March 17th

I was asking Claude to help me build an Artifact to explain transformers from end to end. At first it spit out an explanation, so I asked it to include examples. Then it included examples, but still just text. Then I asked it to visualize it. Then animate it. Then use better examples.

At some point, I asked it to run a training loop on a (tiny) transformer. It grabbed TensorFlow.js from a CDN, ran a loop with a couple of layers, each with a couple of heads, and used the output in the visualizations. It did it right there, right inside of the browser, right inside of Claude.
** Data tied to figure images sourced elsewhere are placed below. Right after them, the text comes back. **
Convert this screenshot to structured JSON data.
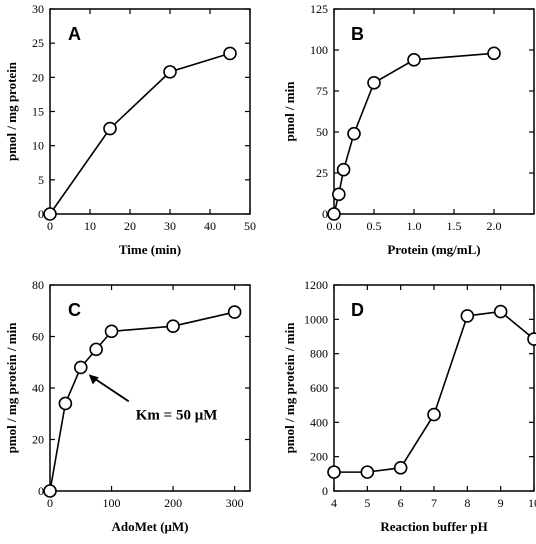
{
  "chart_data": [
    {
      "type": "line",
      "panel_label": "A",
      "xlabel": "Time (min)",
      "ylabel": "pmol / mg protein",
      "xlim": [
        0,
        50
      ],
      "ylim": [
        0,
        30
      ],
      "x_ticks": [
        0,
        10,
        20,
        30,
        40,
        50
      ],
      "y_ticks": [
        0,
        5,
        10,
        15,
        20,
        25,
        30
      ],
      "x_tick_labels": [
        "0",
        "10",
        "20",
        "30",
        "40",
        "50"
      ],
      "y_tick_labels": [
        "0",
        "5",
        "10",
        "15",
        "20",
        "25",
        "30"
      ],
      "grid": false,
      "series": [
        {
          "x": [
            0,
            15,
            30,
            45
          ],
          "y": [
            0,
            12.5,
            20.8,
            23.5
          ]
        }
      ]
    },
    {
      "type": "line",
      "panel_label": "B",
      "xlabel": "Protein (mg/mL)",
      "ylabel": "pmol / min",
      "xlim": [
        0,
        2.5
      ],
      "ylim": [
        0,
        125
      ],
      "x_ticks": [
        0,
        0.5,
        1.0,
        1.5,
        2.0
      ],
      "y_ticks": [
        0,
        25,
        50,
        75,
        100,
        125
      ],
      "x_tick_labels": [
        "0.0",
        "0.5",
        "1.0",
        "1.5",
        "2.0"
      ],
      "y_tick_labels": [
        "0",
        "25",
        "50",
        "75",
        "100",
        "125"
      ],
      "grid": false,
      "series": [
        {
          "x": [
            0,
            0.06,
            0.12,
            0.25,
            0.5,
            1.0,
            2.0
          ],
          "y": [
            0,
            12,
            27,
            49,
            80,
            94,
            98
          ]
        }
      ]
    },
    {
      "type": "line",
      "panel_label": "C",
      "xlabel": "AdoMet (μM)",
      "ylabel": "pmol / mg protein / min",
      "xlim": [
        0,
        325
      ],
      "ylim": [
        0,
        80
      ],
      "x_ticks": [
        0,
        100,
        200,
        300
      ],
      "y_ticks": [
        0,
        20,
        40,
        60,
        80
      ],
      "x_tick_labels": [
        "0",
        "100",
        "200",
        "300"
      ],
      "y_tick_labels": [
        "0",
        "20",
        "40",
        "60",
        "80"
      ],
      "grid": false,
      "annotation": {
        "text": "Km = 50 μM",
        "x": 50,
        "y": 48
      },
      "series": [
        {
          "x": [
            0,
            25,
            50,
            75,
            100,
            200,
            300
          ],
          "y": [
            0,
            34,
            48,
            55,
            62,
            64,
            69.5
          ]
        }
      ]
    },
    {
      "type": "line",
      "panel_label": "D",
      "xlabel": "Reaction buffer pH",
      "ylabel": "pmol / mg protein / min",
      "xlim": [
        4,
        10
      ],
      "ylim": [
        0,
        1200
      ],
      "x_ticks": [
        4,
        5,
        6,
        7,
        8,
        9,
        10
      ],
      "y_ticks": [
        0,
        200,
        400,
        600,
        800,
        1000,
        1200
      ],
      "x_tick_labels": [
        "4",
        "5",
        "6",
        "7",
        "8",
        "9",
        "10"
      ],
      "y_tick_labels": [
        "0",
        "200",
        "400",
        "600",
        "800",
        "1000",
        "1200"
      ],
      "grid": false,
      "series": [
        {
          "x": [
            4,
            5,
            6,
            7,
            8,
            9,
            10
          ],
          "y": [
            110,
            110,
            135,
            445,
            1020,
            1045,
            885
          ]
        }
      ]
    }
  ]
}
Today, it occurred to me that Claude will quite happily run some arbitrary Python. Sure, it will do it on modest hardware and it won’t use a bunch of libraries, but it’ll run Python. I grabbed the source for Andrej Karpathy’s microgpt and asked Claude to run it, right there in chat. A few minutes later it spit out a list of names and told me what our loss was.

Why bother? Wouldn’t it be much easier and better to just use Claude Code to do the same thing, on better hardware and with whatever libraries I wanted? Sure, of course, yes. But it’s just sort of... fun, to poke at things and see what happens. It’s fun to play with tools in unexpected ways. Fun to do things in some wrong, goofy way just for the heck of it.

Anyway, didn’t expect to be writing this, because I didn’t expect to be doing the thing I’m writing about, but it took a few minutes and was kind of fun. Pretty good deal. The bigger thing is that it reminded me (though I’m fortunate enough to not need reminding often) that doing things that look dumb to someone else can still be a fun and worthwhile thing to do. I promise that some of the things you love started out looking dumb.

So, if you needed a push to just start doing something for the heck of it, whether that thing would take five minutes or five years, maybe this is it? Maybe it’s just a short note about a pointless thing and has no point. Doesn’t really matter, because writing about it was fun too.